Anche a Federico sarebbe piaciuto mettere su famiglia, ed era sicuro che un giorno lo avrebbe fatto, una volta vinto il concorso, una volta che fosse diventato avvocato. I bambini lo commuovevano più di ogni altra cosa, ma nessuno se ne accorgeva mai, perché in realtà davanti a loro Federico si paralizzava, come quel pomeriggio stava succedendo davanti a suo nipote Peppino. Aveva paura di toccarli, di giocarci, di prenderli in braccio, sicuro com’era che avrebbe detto e fatto la cosa sbagliata. Guardò Peppino che se ne stava seduti zitto zitto a colorare un libro, e pensò che avrebbe voluto dirgli che studiava così tanto anche per lui, per tutta la famiglia, perché suo nipote potesse avere degli occhiali sani e tutto quello che desiderava. Voleva dirgli che un giorno lui si sarebbe levato tutti gli schiaffi dalla faccia, e li avrebbe tolti a tutta la famiglia Sansone. (…) Voleva dire a Peppino, di cui era stato compare di battesimo, e a cui aveva regalato l’enciclopedia I Quindici, che doveva solo aspettare un poco, tenere duro, sopportare che lui studiasse ancora qualche anno e facesse pratica in uno studio e poi cominciasse a esercitare per conto suo, e tutto sarebbe cambiato, e anche Rosaria non sarebbe stata più esaurita chiusa in una stanza, e Titina e Salvatore non sarebbero stati così scombinati, e sua nonna Carmela non avrebbe più dovuto cucire e fare riparazioni di sartoria in casa per tutto il quartiere. Gli venne in mente che forse, perché tutto questo si realizzasse, sarebbero dovuti passare troppi anni, e Peppino nel frattempo sarebbe diventato un ragazzo grande, e di quella sua infanzia avrebbe ricordato solo gli occhiali rotti, la madre a letto, i fogli da colorare e i silenzi di suo zio.

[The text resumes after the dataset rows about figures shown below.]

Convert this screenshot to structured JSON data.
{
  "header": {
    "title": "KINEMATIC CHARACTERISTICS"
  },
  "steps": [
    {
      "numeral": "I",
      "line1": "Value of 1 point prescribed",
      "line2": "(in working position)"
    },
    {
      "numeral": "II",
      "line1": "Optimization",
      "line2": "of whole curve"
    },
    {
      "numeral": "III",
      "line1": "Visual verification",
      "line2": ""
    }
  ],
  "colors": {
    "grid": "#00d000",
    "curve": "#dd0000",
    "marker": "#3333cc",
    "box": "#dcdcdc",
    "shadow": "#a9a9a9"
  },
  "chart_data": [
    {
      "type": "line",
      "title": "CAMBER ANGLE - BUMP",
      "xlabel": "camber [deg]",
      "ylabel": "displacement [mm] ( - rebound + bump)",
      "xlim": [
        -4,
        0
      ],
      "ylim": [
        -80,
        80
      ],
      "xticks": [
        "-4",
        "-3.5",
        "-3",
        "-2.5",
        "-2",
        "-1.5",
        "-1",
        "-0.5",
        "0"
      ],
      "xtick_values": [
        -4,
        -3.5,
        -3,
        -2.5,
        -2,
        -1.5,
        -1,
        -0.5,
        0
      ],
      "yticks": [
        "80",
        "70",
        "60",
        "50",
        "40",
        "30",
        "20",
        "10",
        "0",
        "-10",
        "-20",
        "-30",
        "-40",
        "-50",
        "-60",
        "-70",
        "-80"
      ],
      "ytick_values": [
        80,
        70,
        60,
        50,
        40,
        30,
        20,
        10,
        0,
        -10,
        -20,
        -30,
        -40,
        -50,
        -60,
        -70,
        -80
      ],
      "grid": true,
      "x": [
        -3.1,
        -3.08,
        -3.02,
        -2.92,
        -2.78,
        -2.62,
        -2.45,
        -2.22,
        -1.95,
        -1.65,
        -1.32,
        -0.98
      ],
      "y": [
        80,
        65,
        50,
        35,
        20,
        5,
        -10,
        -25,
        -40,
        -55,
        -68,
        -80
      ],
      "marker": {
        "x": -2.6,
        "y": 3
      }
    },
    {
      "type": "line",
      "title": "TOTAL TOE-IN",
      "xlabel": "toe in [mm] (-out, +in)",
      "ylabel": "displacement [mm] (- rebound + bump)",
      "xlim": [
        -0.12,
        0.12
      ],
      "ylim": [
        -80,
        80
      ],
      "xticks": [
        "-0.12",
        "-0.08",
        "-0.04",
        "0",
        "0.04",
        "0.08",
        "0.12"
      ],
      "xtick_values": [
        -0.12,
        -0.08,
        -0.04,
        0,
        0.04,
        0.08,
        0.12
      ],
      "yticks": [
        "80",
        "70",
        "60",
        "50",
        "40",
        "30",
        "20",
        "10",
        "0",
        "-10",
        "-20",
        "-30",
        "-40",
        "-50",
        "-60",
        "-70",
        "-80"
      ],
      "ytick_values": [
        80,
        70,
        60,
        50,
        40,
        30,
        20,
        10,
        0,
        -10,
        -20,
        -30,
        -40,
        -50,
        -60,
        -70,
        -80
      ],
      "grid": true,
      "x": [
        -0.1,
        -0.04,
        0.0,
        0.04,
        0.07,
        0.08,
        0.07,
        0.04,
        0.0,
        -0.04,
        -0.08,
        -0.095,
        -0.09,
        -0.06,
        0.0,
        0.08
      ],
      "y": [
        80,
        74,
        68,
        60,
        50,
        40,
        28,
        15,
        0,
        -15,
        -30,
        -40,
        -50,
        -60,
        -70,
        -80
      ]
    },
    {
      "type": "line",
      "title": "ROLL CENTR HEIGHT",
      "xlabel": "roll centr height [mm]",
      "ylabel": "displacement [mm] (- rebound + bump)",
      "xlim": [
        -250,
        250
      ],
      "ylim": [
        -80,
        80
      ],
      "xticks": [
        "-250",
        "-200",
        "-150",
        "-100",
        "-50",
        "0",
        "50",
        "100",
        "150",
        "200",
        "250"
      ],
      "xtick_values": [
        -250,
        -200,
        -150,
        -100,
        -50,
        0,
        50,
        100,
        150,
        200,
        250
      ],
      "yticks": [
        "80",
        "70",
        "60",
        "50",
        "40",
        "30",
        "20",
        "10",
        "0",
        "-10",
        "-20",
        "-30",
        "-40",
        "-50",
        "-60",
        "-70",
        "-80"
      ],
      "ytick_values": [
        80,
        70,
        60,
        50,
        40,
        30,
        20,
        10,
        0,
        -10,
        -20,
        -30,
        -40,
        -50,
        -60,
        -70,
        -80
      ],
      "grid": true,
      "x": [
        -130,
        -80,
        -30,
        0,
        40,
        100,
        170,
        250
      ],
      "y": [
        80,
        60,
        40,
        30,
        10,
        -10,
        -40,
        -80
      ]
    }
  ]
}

Allora chiuse il libro, prese nel cassetto un po’ di soldi che teneva da parte, nascosti in una scatolina in cui una volta c’era stata una bomboniera, e disse al nipote che sarebbero andati a fare una cosa che era contro la sua religione, e che rappresentava per lui lo spreco massimo: sarebbero andati a giocare a flipper al bar di Largo Donnaregina, e lo sguardo di felicità di Peppino, quando lasciò il pennarello e lo sollevò su di lui, per un momento mise in discussione l’ordine delle priorità nella vita di Federico.